When Debbie makes landfall – somewhere between Bowen and Ayr, 100km to the north – she will be taking shelter in the two-storey brick home that also serves as the van park’s office.
The windows have been taped up. The perimeter sand-bagged. Wheelie bins have been filled with water. And a generator is ready to fire up if the power goes out.
“All the guests are gone. We evacuated them. We don’t want the responsibility of lives,” Ms Townsend told AAP on Monday morning.
But when asked about her own, she said: “I’ve been here for 20 years and quite a few cyclones have come through, and we’ve never had any damage at all, apart from trees down.”
With Cyclone Debbie expected to make landfall as a severe category four storm on Tuesday morning, some residents are doing as they’re told, and evacuating vulnerable areas.
But others, like Ms Townsend, remember all too well what happened six years ago, when the destructive Cyclone Yasi hit north Queensland.

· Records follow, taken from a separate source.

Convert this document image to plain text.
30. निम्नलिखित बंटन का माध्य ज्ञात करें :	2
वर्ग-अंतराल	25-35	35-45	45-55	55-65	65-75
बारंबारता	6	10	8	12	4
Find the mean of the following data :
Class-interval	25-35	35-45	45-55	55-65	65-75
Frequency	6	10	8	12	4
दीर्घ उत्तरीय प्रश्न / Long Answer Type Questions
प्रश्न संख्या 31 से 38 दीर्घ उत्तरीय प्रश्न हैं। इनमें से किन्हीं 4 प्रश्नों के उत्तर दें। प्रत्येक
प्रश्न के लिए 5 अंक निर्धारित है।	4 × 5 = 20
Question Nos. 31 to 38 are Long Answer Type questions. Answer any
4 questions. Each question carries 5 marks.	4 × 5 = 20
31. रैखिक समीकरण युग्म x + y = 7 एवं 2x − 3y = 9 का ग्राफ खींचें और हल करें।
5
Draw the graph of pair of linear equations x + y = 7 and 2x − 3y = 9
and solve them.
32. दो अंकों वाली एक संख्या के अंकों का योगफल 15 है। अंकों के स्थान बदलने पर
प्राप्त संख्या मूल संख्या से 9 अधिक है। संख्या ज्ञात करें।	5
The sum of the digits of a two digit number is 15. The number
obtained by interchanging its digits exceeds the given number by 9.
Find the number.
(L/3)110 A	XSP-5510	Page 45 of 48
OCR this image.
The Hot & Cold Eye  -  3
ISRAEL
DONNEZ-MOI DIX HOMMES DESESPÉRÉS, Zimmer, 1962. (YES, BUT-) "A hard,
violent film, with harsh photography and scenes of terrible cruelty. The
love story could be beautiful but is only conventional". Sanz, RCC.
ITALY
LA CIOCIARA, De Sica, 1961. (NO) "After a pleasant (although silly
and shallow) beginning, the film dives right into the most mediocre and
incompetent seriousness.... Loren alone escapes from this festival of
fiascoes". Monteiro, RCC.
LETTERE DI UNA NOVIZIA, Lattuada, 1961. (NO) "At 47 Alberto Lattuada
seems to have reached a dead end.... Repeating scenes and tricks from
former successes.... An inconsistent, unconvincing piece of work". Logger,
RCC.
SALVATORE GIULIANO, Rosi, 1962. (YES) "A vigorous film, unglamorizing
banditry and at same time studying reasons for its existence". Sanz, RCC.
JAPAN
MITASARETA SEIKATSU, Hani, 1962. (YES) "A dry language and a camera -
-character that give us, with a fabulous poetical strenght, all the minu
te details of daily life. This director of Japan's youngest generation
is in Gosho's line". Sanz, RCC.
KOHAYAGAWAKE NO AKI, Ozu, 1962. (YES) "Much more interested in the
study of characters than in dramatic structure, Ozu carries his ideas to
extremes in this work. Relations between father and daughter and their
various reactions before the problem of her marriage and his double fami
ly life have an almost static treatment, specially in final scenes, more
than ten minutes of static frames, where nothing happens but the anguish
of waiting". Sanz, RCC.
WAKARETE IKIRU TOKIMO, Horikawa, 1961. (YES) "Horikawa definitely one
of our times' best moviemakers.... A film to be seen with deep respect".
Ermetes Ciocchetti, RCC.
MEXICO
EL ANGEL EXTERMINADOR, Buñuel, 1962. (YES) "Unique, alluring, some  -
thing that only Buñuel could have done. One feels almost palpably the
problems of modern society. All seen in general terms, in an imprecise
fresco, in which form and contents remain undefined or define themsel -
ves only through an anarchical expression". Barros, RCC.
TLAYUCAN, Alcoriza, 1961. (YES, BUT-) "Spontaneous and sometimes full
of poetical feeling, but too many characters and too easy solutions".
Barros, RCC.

She doesn’t want to find herself in the position of a Cardwell caravan park owner, who lost so much back then.
“The roofs blew off his cabins. He could have saved a lot of stuff, but because it wasn’t someone’s house, the SES wouldn’t tarp them, and they wouldn’t let him back in to do it,” she recalled.
“He lost a lot, not during the cyclone, but after it hit. Stuff he could have saved. And that’s part of the reason why we’ll stay.”
Ms Townsend says she’s done everything she can to prepare for Debbie, and the 260km/h winds and potentially devastating storm surge the cyclone could bring.
“We’ve prepared as best we can. We’ve done as much as we know. We’ll be fine,” she said.